解ける螺旋
昔私の身を襲ったあの事件が、健太郎の中ではトラウマになってるんだって事はわかってる。
だから文句は言わないけれど。
もうずっと昔から、こうやって時にはお父さんみたいになる幼なじみに、私は溜め息をついた。


「ほら、空気読んで。教授が困ってる」

「誰のせいだよ」

「……ははは。
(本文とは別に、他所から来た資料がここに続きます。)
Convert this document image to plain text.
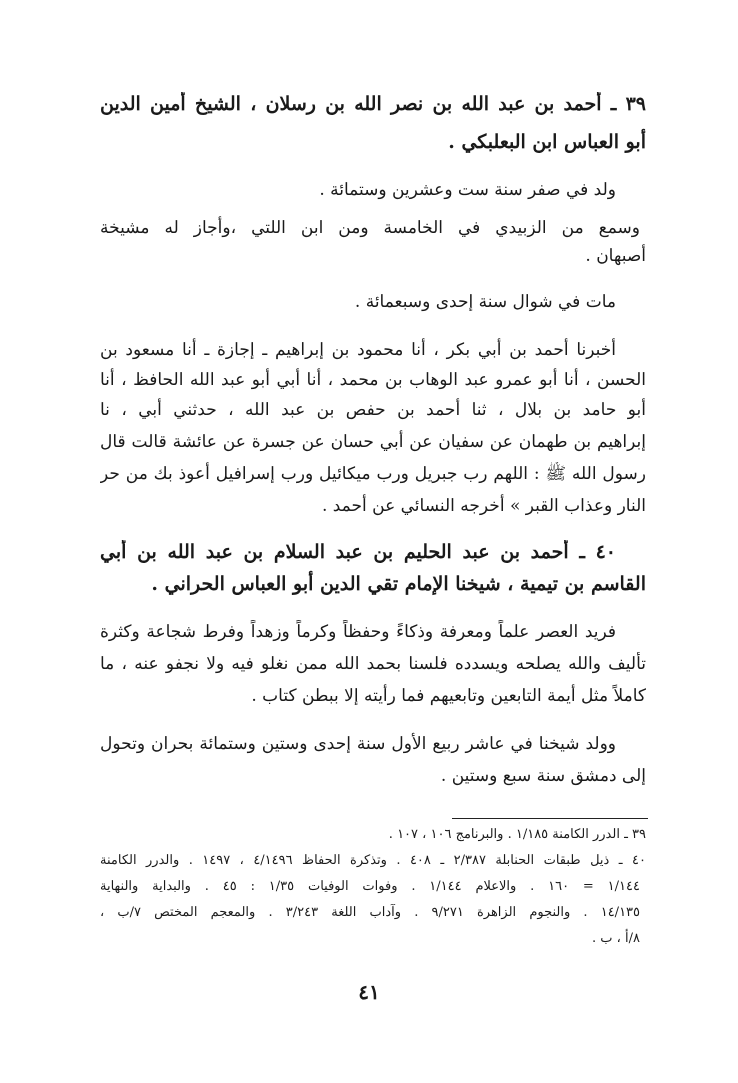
٣٩ ـ أحمد بن عبد الله بن نصر الله بن رسلان ، الشيخ أمين الدين
أبو العباس ابن البعلبكي .
ولد في صفر سنة ست وعشرين وستمائة .
وسمع من الزبيدي في الخامسة ومن ابن اللتي ،وأجاز له مشيخة
أصبهان .
مات في شوال سنة إحدى وسبعمائة .
أخبرنا أحمد بن أبي بكر ، أنا محمود بن إبراهيم ـ إجازة ـ أنا مسعود بن
الحسن ، أنا أبو عمرو عبد الوهاب بن محمد ، أنا أبي أبو عبد الله الحافظ ، أنا
أبو حامد بن بلال ، ثنا أحمد بن حفص بن عبد الله ، حدثني أبي ، نا
إبراهيم بن طهمان عن سفيان عن أبي حسان عن جسرة عن عائشة قالت قال
رسول الله ﷺ : اللهم رب جبريل ورب ميكائيل ورب إسرافيل أعوذ بك من حر
النار وعذاب القبر » أخرجه النسائي عن أحمد .
٤٠ ـ أحمد بن عبد الحليم بن عبد السلام بن عبد الله بن أبي
القاسم بن تيمية ، شيخنا الإمام تقي الدين أبو العباس الحراني .
فريد العصر علماً ومعرفة وذكاءً وحفظاً وكرماً وزهداً وفرط شجاعة وكثرة
تأليف والله يصلحه ويسدده فلسنا بحمد الله ممن نغلو فيه ولا نجفو عنه ، ما
كاملاً مثل أيمة التابعين وتابعيهم فما رأيته إلا ببطن كتاب .
وولد شيخنا في عاشر ربيع الأول سنة إحدى وستين وستمائة بحران وتحول
إلى دمشق سنة سبع وستين .
٣٩ ـ الدرر الكامنة ١/١٨٥ . والبرنامج ١٠٦ ، ١٠٧ .
٤٠ ـ ذيل طبقات الحنابلة ٢/٣٨٧ ـ ٤٠٨ . وتذكرة الحفاظ ٤/١٤٩٦ ، ١٤٩٧ . والدرر الكامنة
١/١٤٤ = ١٦٠ . والاعلام ١/١٤٤ . وفوات الوفيات ١/٣٥ : ٤٥ . والبداية والنهاية
١٤/١٣٥ . والنجوم الزاهرة ٩/٢٧١ . وآداب اللغة ٣/٢٤٣ . والمعجم المختص ٧/ب ،
٨/أ ، ب .
٤١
いつも思いますが、お二人は本当に仲がいいですねえ」


妙に穏やかな教授の一言に、


「良くないです!」


私と健太郎がほぼ同時に、教授に反論した時。
研究室の奥の方から、くぐもった笑い声が聞こえた。


「……自覚がないだけで、息はぴったりみたいだ」


反射的にその声にも反論しかけて、その前に健太郎に止められた。


「失礼しました。遅れた上に騒がしくて申し訳ありません。
大学院博士課程の研究員、結城健太郎です。
……新しく来られた助手の先生ですよね」


聞き覚えのない声に健太郎は途端に丁寧になって、教授の背後から近付いて来た彼に挨拶をした。


それにつられて頭を下げて、


「……初めまして。相沢奈月(あいざわなつき)です」


名乗った後で顔を上げると、教授の隣に立ったその人と目が合った。